I performed a negative binomial regression and here is my output (variable names changed from my original output):
Estimate Std. Error z value Pr(>|z|)
(Intercept) 4.041e+00 8.978e-02 45.006 < 2e-16 ***
langB -1.143e-01 1.181e-01 -0.968 0.333137
langC -6.581e-02 1.080e-01 -0.609 0.542311
langD 5.237e-01 9.540e-02 5.489 4.03e-08 ***
langE -1.603e-01 1.076e-01 -1.490 0.136289
langF 9.649e-02 1.042e-01 0.926 0.354362
langG 1.775e-01 1.043e-01 1.702 0.088696 .
num_users.m 5.675e-02 7.949e-03 7.139 9.39e-13 ***
num_attributes.m 3.030e-04 9.860e-05 3.073 0.002116 **
num_lines.m 7.902e-05 4.538e-05 1.741 0.081679 .

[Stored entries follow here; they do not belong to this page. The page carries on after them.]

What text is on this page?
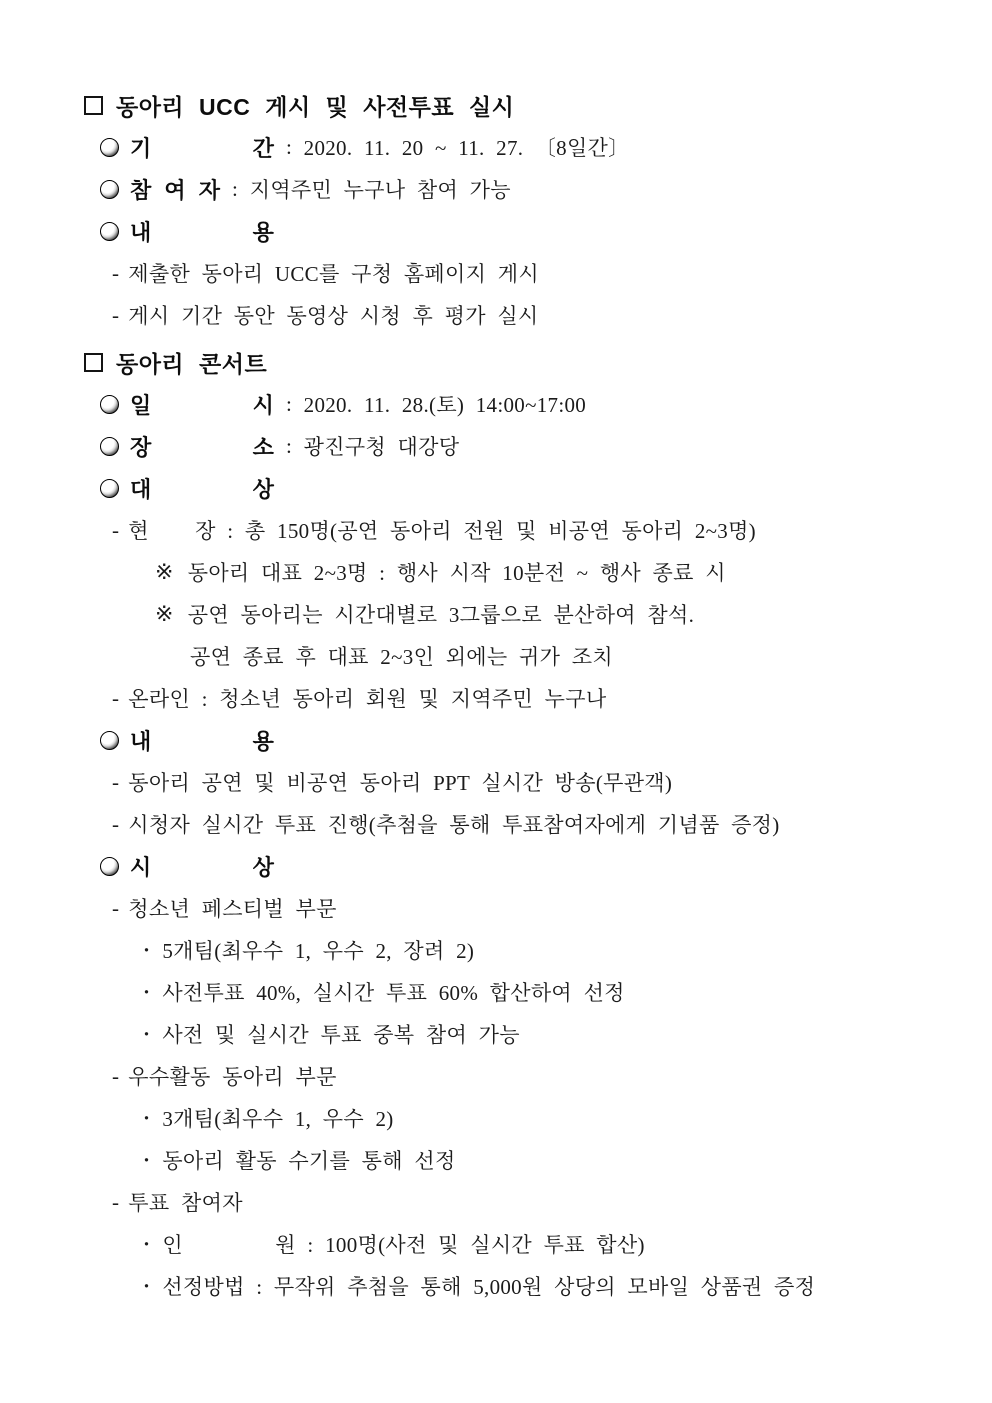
동아리 UCC 게시 및 사전투표 실시
기        간 : 2020. 11. 20 ~ 11. 27. 〔8일간〕
참 여 자 : 지역주민 누구나 참여 가능
내        용
- 제출한 동아리 UCC를 구청 홈페이지 게시
- 게시 기간 동안 동영상 시청 후 평가 실시
동아리 콘서트
일        시 : 2020. 11. 28.(토) 14:00~17:00
장        소 : 광진구청 대강당
대        상
- 현    장 : 총 150명(공연 동아리 전원 및 비공연 동아리 2~3명)
※ 동아리 대표 2~3명 : 행사 시작 10분전 ~ 행사 종료 시
※ 공연 동아리는 시간대별로 3그룹으로 분산하여 참석.
공연 종료 후 대표 2~3인 외에는 귀가 조치
- 온라인 : 청소년 동아리 회원 및 지역주민 누구나
내        용
- 동아리 공연 및 비공연 동아리 PPT 실시간 방송(무관객)
- 시청자 실시간 투표 진행(추첨을 통해 투표참여자에게 기념품 증정)
시        상
- 청소년 페스티벌 부문
· 5개팀(최우수 1, 우수 2, 장려 2)
· 사전투표 40%, 실시간 투표 60% 합산하여 선정
· 사전 및 실시간 투표 중복 참여 가능
- 우수활동 동아리 부문
· 3개팀(최우수 1, 우수 2)
· 동아리 활동 수기를 통해 선정
- 투표 참여자
· 인        원 : 100명(사전 및 실시간 투표 합산)
· 선정방법 : 무작위 추첨을 통해 5,000원 상당의 모바일 상품권 증정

num_distractions.m 1.892e-02 3.182e-02 0.595 0.552041
type_freq.m 1.613e-06 4.183e-07 3.855 0.000116 ***
prop_attended.m 1.222e+00 4.645e-02 26.299 < 2e-16 ***
I am going through the example in http://www.ats.ucla.edu/stat/r/dae/nbreg.htm to understand if I'm interpreting it correctly. As I understand, generally we interpret the effect size of one predictor holding other variables constant. For my case, taking num_users
as an example, I would say for a unit increase in the number of users, the expected log count of my response variable increases by 0.06, holding all else constant or at their means. I'm however wondering what constant means in case of a categorical variable like lang
. Would it be langA
here, for it is chosen to be the reference? But when I did
records$lang <- relevel(records$lang, "C")
my other coefficients still didn't seem to change. So does it then mean that for the two instances I compare, I should hold the language constant, but it doesn't really matter what that constant language is?
I've read the wonderful explanation given by @gung as an answer to What does "all else equal" mean in multiple regression? but I find no mention of categorical variables there. Could somebody clarify this please?